Cet appel est initialement paru dans le quotidien Les Échos le 2 juin 2025.
Alors même que les résultats cumulés du CAC 40 sont en baisse par rapport à 2023, on s’attend, d’après Factset, à 74 milliards d’euros de dividendes versés aux actionnaires au titre de l’exercice 2024, soit un nouveau record. Les autres bénéficiaires de cette redistribution des richesses sont les dirigeants de ces entreprises. L’ONG Oxfam rappelle régulièrement que l’écart de rémunération entre les PDG et les salariés du CAC40 ne cesse de se creuser. Or, ancrer l’économie dans le réel suppose de garder le cap clair sur le développement de l'emploi et des territoires, lequel repose sur la préservation des écosystèmes et du monde vivant, et non de financer la rente. Afin de financer la transition juste, il conviendrait de donner une place primordiale à la création de valeur sociale, comme le préconise « l'opération Milliard ». Pour tendre vers cela, il faut limiter les pouvoirs et les profits des actionnaires qui, par construction, favorisent la valorisation des valeurs financières.
En dehors du CAC 40, d’autres façons plus responsables de produire et répartir la richesse s’expriment à travers les milliers de coopératives qui produisent en France et permettent d’éviter ces phénomènes d’extraction de la valeur. Ces entreprises sont caractérisées par une gouvernance démocratique en assemblée générale et une gestion à lucrativité limitée (mise en réserves impartageables d’une partie des excédents de gestion, taux des dividendes limité par la loi). L’application de ces principes renforce la capacité des coopératives à développer des solutions exigeantes en matière environnementale et sociale, une nécessité en particulier dans une période de régression des règles protectrices aux échelles européenne et nationale. La démocratie et la lucrativité limitée sont aussi des facteurs de la solidité de ces entreprises : les coopératives présentent un taux de pérennité au bout de 5 ans d’existence supérieur de 18 points à celui de l’ensemble des entreprises françaises, d’après l’INSEE ; elles présentent également moins de risques de défaut auprès de la Banque de France. Mais ces principes sont perçus par les investisseurs comme des freins à leur profitabilité.

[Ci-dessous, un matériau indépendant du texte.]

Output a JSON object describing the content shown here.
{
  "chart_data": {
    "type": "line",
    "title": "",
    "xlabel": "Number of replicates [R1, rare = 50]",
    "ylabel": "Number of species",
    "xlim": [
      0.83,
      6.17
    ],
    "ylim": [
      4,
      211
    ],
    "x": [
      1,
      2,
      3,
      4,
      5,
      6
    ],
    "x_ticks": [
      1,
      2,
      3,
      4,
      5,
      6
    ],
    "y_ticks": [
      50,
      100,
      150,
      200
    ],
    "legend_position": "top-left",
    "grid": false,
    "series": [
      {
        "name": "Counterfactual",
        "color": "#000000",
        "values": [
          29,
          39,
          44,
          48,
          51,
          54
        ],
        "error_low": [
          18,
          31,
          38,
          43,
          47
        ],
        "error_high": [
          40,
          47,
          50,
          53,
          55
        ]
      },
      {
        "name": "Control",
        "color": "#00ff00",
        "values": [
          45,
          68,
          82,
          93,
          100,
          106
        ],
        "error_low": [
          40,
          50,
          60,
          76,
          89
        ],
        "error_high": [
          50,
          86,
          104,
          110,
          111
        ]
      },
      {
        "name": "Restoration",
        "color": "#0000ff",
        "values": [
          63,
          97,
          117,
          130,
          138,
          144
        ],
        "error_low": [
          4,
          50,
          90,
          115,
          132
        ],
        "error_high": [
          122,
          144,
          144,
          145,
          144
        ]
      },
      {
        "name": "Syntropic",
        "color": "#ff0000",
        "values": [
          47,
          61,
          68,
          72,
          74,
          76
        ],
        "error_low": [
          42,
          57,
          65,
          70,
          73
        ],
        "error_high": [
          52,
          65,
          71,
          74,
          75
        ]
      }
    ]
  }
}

Il en résulte que, malgré les faibles risques qu’elles présentent, les coopératives ont un accès limité aux fonds privés et se trouvent en situation de distorsion de concurrence, précisément du fait de leurs atouts.
L’économiste Anne-Laure Delatte souligne que l’entrepreneuriat coopératif, parce qu’il permet de reléguer la notion de profit au second rang, produit un bien public qui justifie un soutien public. Et plusieurs institutions vont également dans ce sens. Depuis 2016, la Commission Européenne est favorable à des dispositifs fiscaux avantageux pour les coopératives. En amont de la proclamation par l’ONU de l’“Année internationale des coopératives” en 2025, son secrétaire général recommande le développement d’un écosystème entrepreneurial facilitant le développement de ces entreprises. De sorte qu’à la suite de la conférence des financeurs de l’économie sociale et solidaire organisée le 29 avril par Bercy, nous demandons la mobilisation de ressources pour permettre le développement des coopératives et leur changement d’échelle sur des marchés concurrentiels. Nous recommandons notamment la hausse de la déduction fiscale liée aux investissements des particuliers dans les coopératives et la levée de la durée d'éligibilité de celles-ci ; un engagement significatif des banques publiques en faveur des coopératives, avec des dispositifs adaptés ; une valorisation des coopératives dans les marchés publics et ceux émis par des entreprises au sein desquelles l’Agence des Participations de l’Etat est présente.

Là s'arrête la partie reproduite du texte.